Tardive dyskinesia most commonly occurs in people with psychiatric conditions who are treated with antipsychotic medications for many years. The average rate of people affected has been estimated to be around 30% for individuals taking antipsychotic medication, such as that used to treat schizophrenia. A study being conducted at the Yale University School of Medicine has estimated that "32% of people develop persistent tics after 5 years on major tranquilizers, 57% by 15 years, and 68% by 25 years." More drastic data was found during a longitudinal study conducted on individuals 45 years of age and older who were taking antipsychotic drugs.
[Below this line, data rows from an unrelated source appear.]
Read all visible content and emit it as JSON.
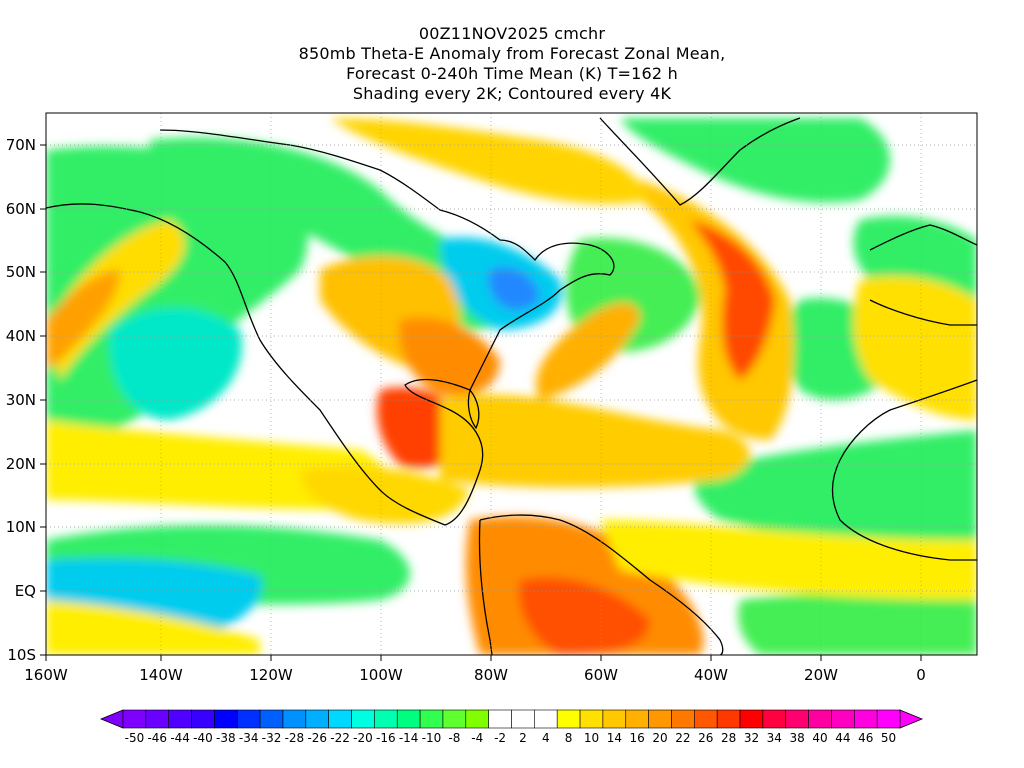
{
  "title": {
    "line1": "00Z11NOV2025 cmchr",
    "line2": "850mb Theta-E Anomaly from Forecast Zonal Mean,",
    "line3": "Forecast 0-240h Time Mean (K) T=162 h",
    "line4": "Shading every 2K; Contoured every 4K"
  },
  "map": {
    "lon_range": [
      -160,
      10
    ],
    "lat_range": [
      -10,
      75
    ],
    "lon_ticks": [
      "160W",
      "140W",
      "120W",
      "100W",
      "80W",
      "60W",
      "40W",
      "20W",
      "0"
    ],
    "lat_ticks": [
      "70N",
      "60N",
      "50N",
      "40N",
      "30N",
      "20N",
      "10N",
      "EQ",
      "10S"
    ]
  },
  "colorbar": {
    "labels": [
      "-50",
      "-46",
      "-44",
      "-40",
      "-38",
      "-34",
      "-32",
      "-28",
      "-26",
      "-22",
      "-20",
      "-16",
      "-14",
      "-10",
      "-8",
      "-4",
      "-2",
      "2",
      "4",
      "8",
      "10",
      "14",
      "16",
      "20",
      "22",
      "26",
      "28",
      "32",
      "34",
      "38",
      "40",
      "44",
      "46",
      "50"
    ],
    "colors": [
      "#8000ff",
      "#6a00ff",
      "#5000ff",
      "#3800ff",
      "#0000ff",
      "#0030ff",
      "#0060ff",
      "#0090ff",
      "#00b0ff",
      "#00d8ff",
      "#00ffe0",
      "#00ffb0",
      "#00ff80",
      "#30ff50",
      "#60ff30",
      "#80ff00",
      "#ffffff",
      "#ffffff",
      "#ffffff",
      "#ffff00",
      "#ffe000",
      "#ffc800",
      "#ffb000",
      "#ff9800",
      "#ff7800",
      "#ff5800",
      "#ff3800",
      "#ff0000",
      "#ff0040",
      "#ff0070",
      "#ff00a0",
      "#ff00c0",
      "#ff00e0",
      "#ff00ff"
    ]
  }
}
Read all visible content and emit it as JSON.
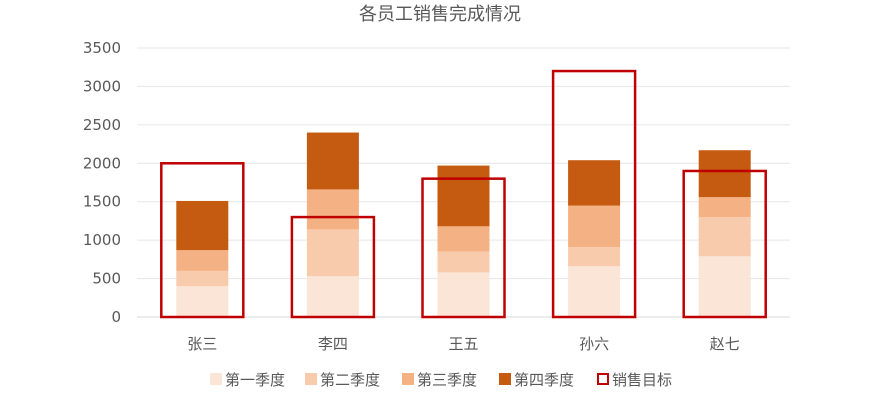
{
  "chart_data": {
    "type": "bar",
    "title": "各员工销售完成情况",
    "categories": [
      "张三",
      "李四",
      "王五",
      "孙六",
      "赵七"
    ],
    "stacked": true,
    "series": [
      {
        "name": "第一季度",
        "color": "#fbe5d6",
        "values": [
          400,
          530,
          580,
          660,
          790
        ]
      },
      {
        "name": "第二季度",
        "color": "#f8cbad",
        "values": [
          200,
          610,
          270,
          250,
          510
        ]
      },
      {
        "name": "第三季度",
        "color": "#f4b183",
        "values": [
          270,
          520,
          330,
          540,
          260
        ]
      },
      {
        "name": "第四季度",
        "color": "#c55a11",
        "values": [
          640,
          740,
          790,
          590,
          610
        ]
      }
    ],
    "target": {
      "name": "销售目标",
      "color": "#c00000",
      "values": [
        2000,
        1300,
        1800,
        3200,
        1900
      ]
    },
    "ylim": [
      0,
      3500
    ],
    "yticks": [
      0,
      500,
      1000,
      1500,
      2000,
      2500,
      3000,
      3500
    ],
    "grid": true,
    "legend": "bottom"
  }
}
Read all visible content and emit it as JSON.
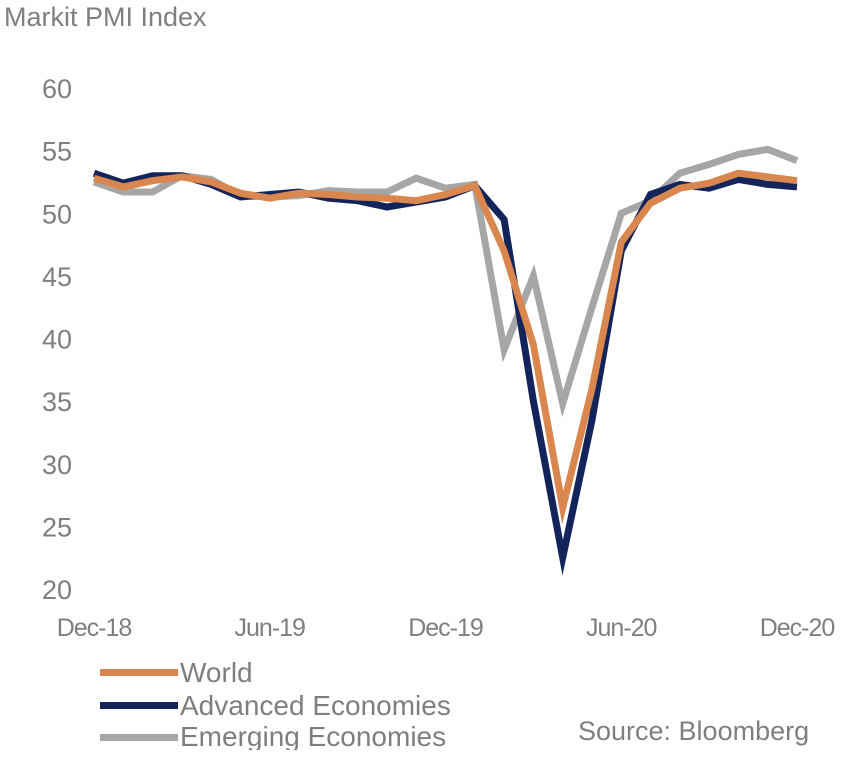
{
  "title": "Markit PMI Index",
  "source": "Source: Bloomberg",
  "chart_data": {
    "type": "line",
    "title": "Markit PMI Index",
    "x": [
      "Dec-18",
      "Jan-19",
      "Feb-19",
      "Mar-19",
      "Apr-19",
      "May-19",
      "Jun-19",
      "Jul-19",
      "Aug-19",
      "Sep-19",
      "Oct-19",
      "Nov-19",
      "Dec-19",
      "Jan-20",
      "Feb-20",
      "Mar-20",
      "Apr-20",
      "May-20",
      "Jun-20",
      "Jul-20",
      "Aug-20",
      "Sep-20",
      "Oct-20",
      "Nov-20",
      "Dec-20"
    ],
    "x_tick_labels": [
      "Dec-18",
      "Jun-19",
      "Dec-19",
      "Jun-20",
      "Dec-20"
    ],
    "y_ticks": [
      20,
      25,
      30,
      35,
      40,
      45,
      50,
      55,
      60
    ],
    "ylim": [
      20,
      60
    ],
    "grid": false,
    "legend_position": "bottom-left",
    "series": [
      {
        "name": "World",
        "color": "#d9864f",
        "values": [
          52.8,
          52.1,
          52.6,
          52.9,
          52.5,
          51.6,
          51.2,
          51.6,
          51.5,
          51.3,
          51.2,
          51.0,
          51.5,
          52.2,
          47.0,
          39.5,
          26.5,
          36.0,
          47.7,
          50.8,
          52.0,
          52.4,
          53.2,
          52.9,
          52.6
        ]
      },
      {
        "name": "Advanced Economies",
        "color": "#13245a",
        "values": [
          53.2,
          52.4,
          53.0,
          53.0,
          52.3,
          51.3,
          51.5,
          51.7,
          51.2,
          51.0,
          50.5,
          50.9,
          51.3,
          52.2,
          49.5,
          35.0,
          22.5,
          33.5,
          47.0,
          51.5,
          52.3,
          52.0,
          52.7,
          52.3,
          52.1
        ]
      },
      {
        "name": "Emerging Economies",
        "color": "#a6a6a6",
        "values": [
          52.5,
          51.7,
          51.7,
          53.0,
          52.7,
          51.4,
          51.3,
          51.4,
          51.8,
          51.7,
          51.7,
          52.8,
          52.0,
          52.3,
          39.1,
          45.0,
          34.8,
          42.5,
          50.0,
          51.0,
          53.2,
          53.9,
          54.7,
          55.1,
          54.2
        ]
      }
    ]
  }
}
According to this research study, 26% of people developed tardive dyskinesia after just one year on the medication. Another 60% of this at-risk group developed the disorder after 3 years, and 23% developed severe cases of tardive dyskinesia within 3 years. According to these estimates, the majority of people will eventually develop the disorder if they remain on the drugs long enough.

Elderly people are more prone to develop tardive dyskinesia, and elderly women are more at-risk than elderly men. The risk is much lower for younger men and women, and also more equal across the sexes. People who have undergone electroconvulsive therapy or have a history of diabetes or alcohol abuse also have a higher risk of developing tardive dyskinesia.

Several studies have recently been conducted comparing the number of people affected of tardive dyskinesia with second generation, or more modern, antipsychotic drugs to that of first generation drugs. The newer antipsychotics appear to have a substantially reduced potential for causing tardive dyskinesia. However, some studies express concern that the number of people affected has decreased far less than expected, cautioning against the overestimation of the safety of modern antipsychotics.

A physician can evaluate and diagnose a person with tardive dyskinesia by conducting a systematic examination. The physician should ask the person to relax, and look for symptoms like facial grimacing, eye or lip movements, tics, respiratory irregularities, and tongue movements. In some cases, people experience nutritional problems, so a physician can also look for a gain or loss in weight.

Apart from the underlying psychiatric disorder, tardive dyskinesia may cause afflicted people to become socially isolated. It also increases the risk of body dysmorphic disorder (BDD) and can even lead to suicide. Emotional or physical stress can increase the severity of dyskinetic movements, whereas relaxation and sedation have the opposite effect.